Alexander McNutt (governor)
|This article does not cite any references or sources. (August 2009)|
Alexander Gallatin McNutt (January 3, 1802, Rockbridge County, Virginia – October 22, 1848, DeSoto County, Mississippi) was a Mississippi politician that served two consecutive 2-year terms (1838–1842) as that state's governor, having previously served as a state senator (1835–1837).
McNutt studied at Washington College (now Washington and Lee University) and moved to Jackson, Mississippi in the early 1820s. Soon after, McNutt moved to Vicksburg, where he opened up a law office. His partner was a planter named Joel Cameron. Cameron was murdered by his slaves in 1833 and McNutt subsequently married Cameron's widow, Elizabeth Lewis Cameron.

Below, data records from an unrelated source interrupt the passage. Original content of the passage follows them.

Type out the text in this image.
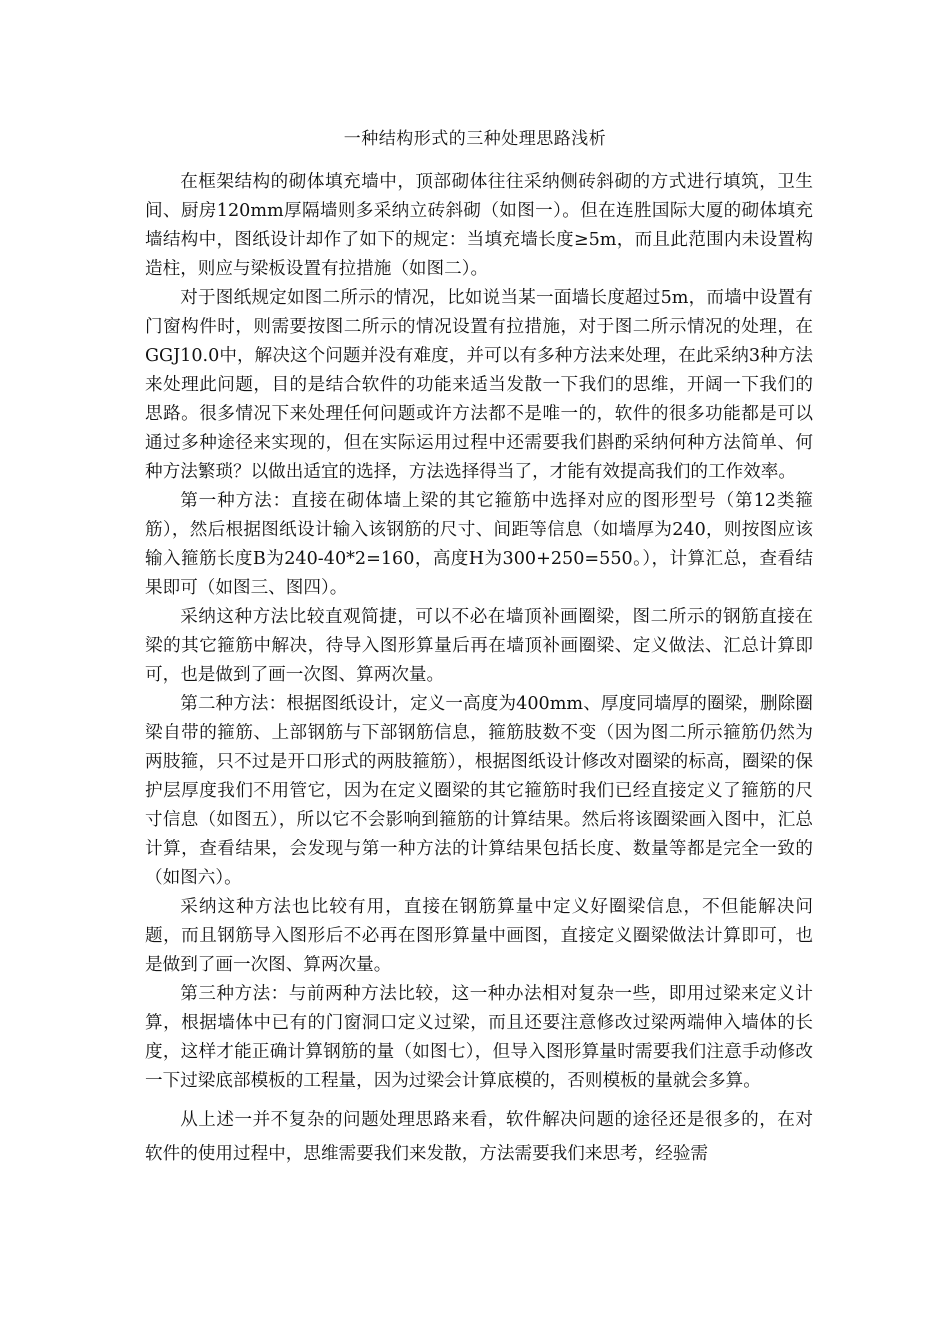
一种结构形式的三种处理思路浅析

在框架结构的砌体填充墙中，顶部砌体往往采纳侧砖斜砌的方式进行填筑，卫生间、厨房120mm厚隔墙则多采纳立砖斜砌（如图一）。但在连胜国际大厦的砌体填充墙结构中，图纸设计却作了如下的规定：当填充墙长度≥5m，而且此范围内未设置构造柱，则应与梁板设置有拉措施（如图二）。

对于图纸规定如图二所示的情况，比如说当某一面墙长度超过5m，而墙中设置有门窗构件时，则需要按图二所示的情况设置有拉措施，对于图二所示情况的处理，在GGJ10.0中，解决这个问题并没有难度，并可以有多种方法来处理，在此采纳3种方法来处理此问题，目的是结合软件的功能来适当发散一下我们的思维，开阔一下我们的思路。很多情况下来处理任何问题或许方法都不是唯一的，软件的很多功能都是可以通过多种途径来实现的，但在实际运用过程中还需要我们斟酌采纳何种方法简单、何种方法繁琐？以做出适宜的选择，方法选择得当了，才能有效提高我们的工作效率。

第一种方法：直接在砌体墙上梁的其它箍筋中选择对应的图形型号（第12类箍筋），然后根据图纸设计输入该钢筋的尺寸、间距等信息（如墙厚为240，则按图应该输入箍筋长度B为240-40*2=160，高度H为300+250=550。），计算汇总，查看结果即可（如图三、图四）。

采纳这种方法比较直观简捷，可以不必在墙顶补画圈梁，图二所示的钢筋直接在梁的其它箍筋中解决，待导入图形算量后再在墙顶补画圈梁、定义做法、汇总计算即可，也是做到了画一次图、算两次量。

第二种方法：根据图纸设计，定义一高度为400mm、厚度同墙厚的圈梁，删除圈梁自带的箍筋、上部钢筋与下部钢筋信息，箍筋肢数不变（因为图二所示箍筋仍然为两肢箍，只不过是开口形式的两肢箍筋），根据图纸设计修改对圈梁的标高，圈梁的保护层厚度我们不用管它，因为在定义圈梁的其它箍筋时我们已经直接定义了箍筋的尺寸信息（如图五），所以它不会影响到箍筋的计算结果。然后将该圈梁画入图中，汇总计算，查看结果，会发现与第一种方法的计算结果包括长度、数量等都是完全一致的（如图六）。

采纳这种方法也比较有用，直接在钢筋算量中定义好圈梁信息，不但能解决问题，而且钢筋导入图形后不必再在图形算量中画图，直接定义圈梁做法计算即可，也是做到了画一次图、算两次量。

第三种方法：与前两种方法比较，这一种办法相对复杂一些，即用过梁来定义计算，根据墙体中已有的门窗洞口定义过梁，而且还要注意修改过梁两端伸入墙体的长度，这样才能正确计算钢筋的量（如图七），但导入图形算量时需要我们注意手动修改一下过梁底部模板的工程量，因为过梁会计算底模的，否则模板的量就会多算。

从上述一并不复杂的问题处理思路来看，软件解决问题的途径还是很多的，在对软件的使用过程中，思维需要我们来发散，方法需要我们来思考，经验需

In 1835, McNutt was elected to Mississippi state Senate. In 1837 he was elected president of the Senate and as president signed the bill that established the Union Bank of Mississippi. As governor, McNutt signed bonds that were sold by the Union Bank of Mississippi to raise capital. However, the Union Bank failed, causing the collapse of a number of Mississippi banks and leaving the state with a five million dollar debt.
In 1841, the state decided not to repay the bonds due to the high interest rates, which led to a nearly century and a half dispute with investors and their heirs that continues to the present day.
McNutt left political life for a few after his second term ended in 1842. In 1847, he came back to wage an (ultimately unsuccessful) campaign for U.S. Senator against his lifelong nemesis, Henry S. Foote.